In Memoriam: Sister Irene Bopp

Irene Bopp was born in Chicago on March 15, 1924, the middle child of John Bopp and Catherin Breight, both immigrants from the German-speaking area of Russia. As she wrote, "Growing up in a happy German immigrant home with two sisters and six brothers was, for me, a very special blessing. I was blessed with parents who loved all their children very much and who taught us through example the importance of God and the Blessed Mother in our lives."

Irene was baptized at St. Alphonsus in Chicago, and attended grade school there. At her first holy communion, despite her teacher’s admonition that they could request a religious vocation, Irene prayed, "Jesus I love you." As she wrote, "I wasn’t taking a chance on leaving my family."

A sorrow in her young life was the departure of her sister Rose, later Sister Gemma, to enter the SSND convent in Milwaukee, as a candidate in 1933. Five years later, Irene entered the Juniorate (aspiranture) at the Academy of Our Lady in Chicago. She struggled with homesickness, until one night "I felt I had to get this settled once and for all with God." She told God that since her parents would soon have no girls left at home, IF God gave them another daughter, she would know that God "really wanted me to be a Sister." Her baby sister Margaret Mary was born in due time, and Irene knew then that she was meant to be an SSND.

In 1940, after two years as a Junior, Irene entered the candidature in Milwaukee. At reception, she received the name Sister John Mary. She pronounced her first vows on July 29, 1943, and her final vows on July 29, 1949.

Sister John Mary’s first assignment was to Holy Cross, Milwaukee, as teacher of primary grades. "I knew that now my task of leading the little children to God was about to begin." To her surprise and joy, she spent 17 years at Holy Cross. After a few years of learning from the other sisters, Sister John Mary was also frequently asked to give teaching demonstrations and to assist the newly professed sisters in techniques of teaching. "I especially loved to help them in the teaching of religion," she remembered.

Over the next many years, Sister Irene served as teacher and administrator at several Wisconsin and Illinois schools, and eventually as an education consultant for the Archdiocese of Chicago.

In 1960, Sister John Mary earned a Master of Education. In 1965, when the Milwaukee Province was divided, she was uncertain about which province to choose. Due to her parents’ advanced age, she chose the Chicago Province, confiding in Mother Antonice, provincial in Mequon, Wisconsin at the time, that "there were three missions in the Chicago Province to which I had no desire to go…St. Margaret of Scotland, Peoria, and St. Alphonsus. And I went to all three in that order."

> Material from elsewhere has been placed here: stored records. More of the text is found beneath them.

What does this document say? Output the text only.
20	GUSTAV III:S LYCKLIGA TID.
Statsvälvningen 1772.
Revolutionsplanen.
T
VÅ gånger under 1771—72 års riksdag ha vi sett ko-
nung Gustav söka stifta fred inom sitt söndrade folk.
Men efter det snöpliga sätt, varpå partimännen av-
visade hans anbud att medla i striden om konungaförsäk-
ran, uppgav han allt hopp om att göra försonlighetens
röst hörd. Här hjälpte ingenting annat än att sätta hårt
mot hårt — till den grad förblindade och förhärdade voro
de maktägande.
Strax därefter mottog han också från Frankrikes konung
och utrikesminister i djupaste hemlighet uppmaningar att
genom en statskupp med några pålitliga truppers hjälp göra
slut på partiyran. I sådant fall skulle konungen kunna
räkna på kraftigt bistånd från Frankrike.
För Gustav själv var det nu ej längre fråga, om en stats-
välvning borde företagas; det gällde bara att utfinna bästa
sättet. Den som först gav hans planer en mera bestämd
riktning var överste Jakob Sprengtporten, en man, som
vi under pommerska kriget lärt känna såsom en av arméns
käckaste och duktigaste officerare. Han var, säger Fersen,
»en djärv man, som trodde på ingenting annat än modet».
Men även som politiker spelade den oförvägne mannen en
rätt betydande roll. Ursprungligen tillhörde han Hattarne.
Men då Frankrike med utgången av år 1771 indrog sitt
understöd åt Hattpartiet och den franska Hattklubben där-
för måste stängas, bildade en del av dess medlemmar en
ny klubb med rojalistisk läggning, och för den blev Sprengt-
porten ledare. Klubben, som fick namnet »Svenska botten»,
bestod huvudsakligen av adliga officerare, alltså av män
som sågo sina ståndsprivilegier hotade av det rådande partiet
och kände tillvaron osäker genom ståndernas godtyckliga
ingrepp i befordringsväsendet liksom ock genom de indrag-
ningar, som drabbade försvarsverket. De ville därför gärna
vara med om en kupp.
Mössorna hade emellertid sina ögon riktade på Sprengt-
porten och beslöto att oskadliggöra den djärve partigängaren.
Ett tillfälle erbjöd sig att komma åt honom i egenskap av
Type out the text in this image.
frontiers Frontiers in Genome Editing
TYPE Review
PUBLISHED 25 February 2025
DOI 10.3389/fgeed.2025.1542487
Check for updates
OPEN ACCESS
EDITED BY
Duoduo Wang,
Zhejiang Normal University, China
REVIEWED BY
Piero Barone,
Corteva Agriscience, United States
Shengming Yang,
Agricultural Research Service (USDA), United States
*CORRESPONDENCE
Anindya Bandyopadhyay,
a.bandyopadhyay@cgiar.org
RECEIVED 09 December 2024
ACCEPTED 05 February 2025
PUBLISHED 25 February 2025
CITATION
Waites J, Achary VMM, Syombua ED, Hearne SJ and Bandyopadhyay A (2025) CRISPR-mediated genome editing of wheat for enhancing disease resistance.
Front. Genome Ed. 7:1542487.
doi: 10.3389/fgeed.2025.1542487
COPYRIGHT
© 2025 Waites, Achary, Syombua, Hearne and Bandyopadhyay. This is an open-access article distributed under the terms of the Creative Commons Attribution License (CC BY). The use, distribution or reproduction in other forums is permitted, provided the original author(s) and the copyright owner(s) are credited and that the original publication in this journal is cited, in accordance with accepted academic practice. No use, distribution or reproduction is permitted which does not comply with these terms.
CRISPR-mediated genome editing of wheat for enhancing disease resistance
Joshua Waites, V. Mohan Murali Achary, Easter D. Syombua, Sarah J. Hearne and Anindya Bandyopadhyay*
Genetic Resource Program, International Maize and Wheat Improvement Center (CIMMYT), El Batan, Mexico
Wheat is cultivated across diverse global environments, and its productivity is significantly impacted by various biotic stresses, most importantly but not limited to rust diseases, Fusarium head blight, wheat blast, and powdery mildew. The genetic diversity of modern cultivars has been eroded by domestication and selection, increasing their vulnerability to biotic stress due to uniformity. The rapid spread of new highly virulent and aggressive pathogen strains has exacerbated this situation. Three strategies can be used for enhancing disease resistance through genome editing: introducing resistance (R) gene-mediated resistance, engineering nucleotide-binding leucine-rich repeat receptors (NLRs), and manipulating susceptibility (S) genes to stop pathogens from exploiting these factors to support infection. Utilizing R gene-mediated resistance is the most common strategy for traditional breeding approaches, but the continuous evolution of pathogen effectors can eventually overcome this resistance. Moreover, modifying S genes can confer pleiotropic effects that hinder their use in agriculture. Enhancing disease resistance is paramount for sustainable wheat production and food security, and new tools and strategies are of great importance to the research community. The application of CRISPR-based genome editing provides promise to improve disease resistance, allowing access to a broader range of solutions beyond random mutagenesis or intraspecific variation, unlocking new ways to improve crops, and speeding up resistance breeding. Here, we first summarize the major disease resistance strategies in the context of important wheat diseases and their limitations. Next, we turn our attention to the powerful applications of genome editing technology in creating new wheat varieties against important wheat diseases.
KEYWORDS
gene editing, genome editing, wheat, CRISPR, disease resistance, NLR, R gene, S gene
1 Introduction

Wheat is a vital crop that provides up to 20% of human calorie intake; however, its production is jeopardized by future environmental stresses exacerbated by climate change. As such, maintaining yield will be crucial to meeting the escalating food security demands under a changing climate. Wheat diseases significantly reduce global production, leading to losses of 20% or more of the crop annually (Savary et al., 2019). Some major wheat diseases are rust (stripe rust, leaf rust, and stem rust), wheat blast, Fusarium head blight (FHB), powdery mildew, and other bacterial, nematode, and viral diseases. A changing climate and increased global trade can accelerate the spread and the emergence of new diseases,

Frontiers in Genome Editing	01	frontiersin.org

Nevertheless, once she arrived at each of those schools, she loved each one. In 1971, while she was still in Peoria, Sister John Mary volunteered to go to a new SSND mission to be formed in Thailand. However, she was called by Mother Elred, then provincial in the DeKalb-Chicago Province, and asked to consider being principal at St. Alphonsus, because nobody else wanted the position. "’Mother,’ I replied, ‘where am I needed most?’ ‘St. Alphonsus,’ she said. So, I never did get to Thailand, but served for seven years at St. Alphonsus instead. Once again, I fell in love with the place though it was a bit different being the principal of the school from which I graduated." (The mission in Thailand never materialized.)

Along with administration, Sister Irene also was a member of many parish organizations, including the finance committee, and served the also served the Chicago Archdiocese as secretary of the principals’ association and a member of the principal interview team.

In 1974, a Master of Fine Arts in Theology was added to her attainments. From 1979 to 1993, Sister Irene, as she came to be called, served as an education consultant in the Archdiocese of Chicago, working particularly with school boards, especially when schools were merging or being consolidated.

In 1993, at the invitation of Sister Marlene Panko, then provincial in Chicago, Sister Irene began the development office for the Chicago Province, a position she enjoyed and continued for ten years.

In 2003, she moved to Resurrection Life Center in Chicago, where her lifelong cheerfulness was appreciated by staff and patients.

Sister Irene died on May 14, 2017, at the Rainbow ARK unit at Resurrection Hospital in Chicago. She is survived by her sister Margaret Davidson, and by many devoted nieces and nephews and their families.

Visitation was held at Presence Resurrection Life Center on May 25. The wake and Mass of Christian Burial were held at Mater Christi Church in North Riverside, Illinois, on the same date. Interment was on May 26 at Holy Sepulchre Cemetery, Alsip, Illinois.